14本目では、読み取り専用ヘルスチェックをsystemd timerで定期実行し、結果をローカルjournalへ残しました。次に考えたくなるのが、YELLOWやREDを見逃さないための通知です。
ただし、いきなりメールやWebhookへ接続すると、誤送信、秘密情報の混入、同じ障害の連続送信が起きやすくなります。15本目では外部へ送らず、実際に送る予定の通知文だけをdry-runで作って確認します。
この記事では送信しません
Webhook、メール、チャット、外部APIへの通信は行いません。トークンやURLも用意しません。確認するのはヘルスチェック結果から作ったローカルのプレビューだけです。
到達点と扱わないこと
- 到達点: GREEN / YELLOW / REDから、同じ書式の通知プレビューを1コマンドで表示する
- 到達点: 終了コード0 / 1 / 2をそのまま呼び出し側へ返す
- 非目標: 外部送信、秘密情報の読み込み、自動修復、再実行、通知抑制の本番運用
通知文に必要な5項目

- 確認時刻
- ホスト名
- GREEN / YELLOW / REDと終了コード
- ヘルスチェックが返した1行要約
- 人が次に確認する場所
snapshotの全文、環境ファイル、パスワードファイル、Webhook URLは含めません。通知文は原因を断定する場所ではなく、調査を始めるための索引です。
dry-runスクリプトを配置する
完成版はリポジトリのexamples/ouchi-lab-backup-notification-preview.shです。13本目の固定パスにあるヘルスチェックだけを呼び出し、最初の1行と終了コードを通知プレビューへ変換します。

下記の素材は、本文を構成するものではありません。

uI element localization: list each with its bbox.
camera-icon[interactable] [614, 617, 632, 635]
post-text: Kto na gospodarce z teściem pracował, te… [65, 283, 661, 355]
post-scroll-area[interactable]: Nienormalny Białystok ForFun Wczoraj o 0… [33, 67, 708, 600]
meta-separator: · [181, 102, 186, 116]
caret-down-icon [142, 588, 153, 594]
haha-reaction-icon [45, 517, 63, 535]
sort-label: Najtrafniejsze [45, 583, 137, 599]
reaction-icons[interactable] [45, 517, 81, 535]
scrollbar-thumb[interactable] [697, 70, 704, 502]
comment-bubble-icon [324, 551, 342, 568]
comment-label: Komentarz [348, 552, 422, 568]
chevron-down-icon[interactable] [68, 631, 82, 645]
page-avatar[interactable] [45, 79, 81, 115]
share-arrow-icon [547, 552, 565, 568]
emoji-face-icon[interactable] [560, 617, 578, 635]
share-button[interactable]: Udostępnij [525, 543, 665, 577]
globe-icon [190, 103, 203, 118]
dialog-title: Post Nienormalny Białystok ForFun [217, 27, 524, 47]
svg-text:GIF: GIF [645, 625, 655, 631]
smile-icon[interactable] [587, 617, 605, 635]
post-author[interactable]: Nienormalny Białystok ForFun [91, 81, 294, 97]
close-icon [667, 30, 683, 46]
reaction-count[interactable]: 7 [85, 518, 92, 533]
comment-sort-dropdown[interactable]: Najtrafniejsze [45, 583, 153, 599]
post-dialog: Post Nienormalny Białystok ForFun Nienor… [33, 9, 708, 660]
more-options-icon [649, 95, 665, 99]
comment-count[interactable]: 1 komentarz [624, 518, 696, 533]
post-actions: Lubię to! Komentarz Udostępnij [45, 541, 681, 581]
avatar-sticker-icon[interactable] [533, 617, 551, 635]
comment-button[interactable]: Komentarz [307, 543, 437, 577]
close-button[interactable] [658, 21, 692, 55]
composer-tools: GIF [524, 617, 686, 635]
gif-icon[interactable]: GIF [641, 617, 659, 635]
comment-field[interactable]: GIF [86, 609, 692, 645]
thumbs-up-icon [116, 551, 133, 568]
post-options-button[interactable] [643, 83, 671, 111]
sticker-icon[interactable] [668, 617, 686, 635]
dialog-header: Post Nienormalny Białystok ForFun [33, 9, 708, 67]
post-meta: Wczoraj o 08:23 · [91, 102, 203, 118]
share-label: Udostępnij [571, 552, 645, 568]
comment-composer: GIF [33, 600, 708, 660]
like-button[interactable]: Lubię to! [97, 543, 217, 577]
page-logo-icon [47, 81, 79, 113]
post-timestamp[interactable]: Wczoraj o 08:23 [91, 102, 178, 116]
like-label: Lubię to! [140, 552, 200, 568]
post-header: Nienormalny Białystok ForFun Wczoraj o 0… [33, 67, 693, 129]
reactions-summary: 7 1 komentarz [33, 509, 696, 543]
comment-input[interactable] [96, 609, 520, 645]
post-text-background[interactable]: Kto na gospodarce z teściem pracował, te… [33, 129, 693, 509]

sudo install -o root -g root -m 755 \
./ouchi-lab-backup-notification-preview.sh \
/usr/local/sbin/ouchi-lab-backup-notification-preview
sudo /usr/bin/bash -n \
/usr/local/sbin/ouchi-lab-backup-notification-preview
スクリプト内には送信先、認証情報、通信コマンドを置きません。固定したヘルスチェック以外の任意コマンドを引数から受け取らない設計にします。
1コマンドで通知プレビューを作る
sudo /usr/local/sbin/ouchi-lab-backup-notification-preview
status=$?
printf 'preview_exit=%s
' "$status"
正常時の例です。時刻やsnapshot IDは環境ごとに変わります。
DRY_RUN=true
SEND_ENABLED=false
checked_at=2026-08-08T07:00:00+09:00
host=home-server
result=GREEN
exit_code=0
summary=ouchi-lab-backup-health: GREEN: 3つの証拠が一致しました
next_action=対応不要。次回の定期確認を待つ
preview_exit=0
終了コードを消さない
プレビュー生成に成功しても、元のヘルスチェックがREDなら終了コードは2のまま返します。通知文が作れたことと、バックアップが正常なことは別だからです。
| 結果 | 終了コード | 次の行動 |
|---|---|---|
| GREEN | 0 | 次回の定期確認を待つ |
| YELLOW | 1 | timerと直近時刻を確認 |
| RED | 2 | journalから原因切り分け |
| 未知 | 元の値 | スクリプトと実行環境を確認 |
秘密情報が混ざっていないか確認する
sudo /usr/local/sbin/ouchi-lab-backup-notification-preview \
| grep -E 'PASSWORD|TOKEN|WEBHOOK|https?://'
何も表示されないことを確認します。ただし、このgrepだけで完全な安全を保証できるわけではありません。環境ファイルの内容を出力していないこと、出力対象を最初の1行に限定していることもコードで確認します。
dry-runの安全境界

- 行う: ローカルのヘルスチェック実行、結果の整形、標準出力、終了コードの引き継ぎ
- 行わない: curlやメール送信、Webhook、外部DNS接続、トークン読込、自動修復、バックアップ再実行
dry-runスクリプトをsystemd timerへ組み込むのもまだ先です。まず手動でGREEN / YELLOW / REDの3パターンをレビューし、文面と情報量を確定します。
安全に検証するチェックリスト
bash -nが無出力で終わるDRY_RUN=trueとSEND_ENABLED=falseが毎回表示される- 終了コードが元のヘルスチェックと一致する
- パスワード、トークン、URL、環境ファイル内容が出ない
- ネットワーク通信コマンドと自動修復コマンドがない
まとめ
15本目では、バックアップヘルスチェックの結果を通知文へ変換し、外部送信せずローカルで確認するdry-runを作りました。先に文面、終了コード、秘密情報の境界を固めておけば、将来通知先を追加するときも「判定」「文面」「送信」を分離できます。
次に外部通知へ進む場合も、送信先の秘密情報管理、連続通知の抑制、GREEN復旧通知、タイムアウトを別々に設計してから有効化します。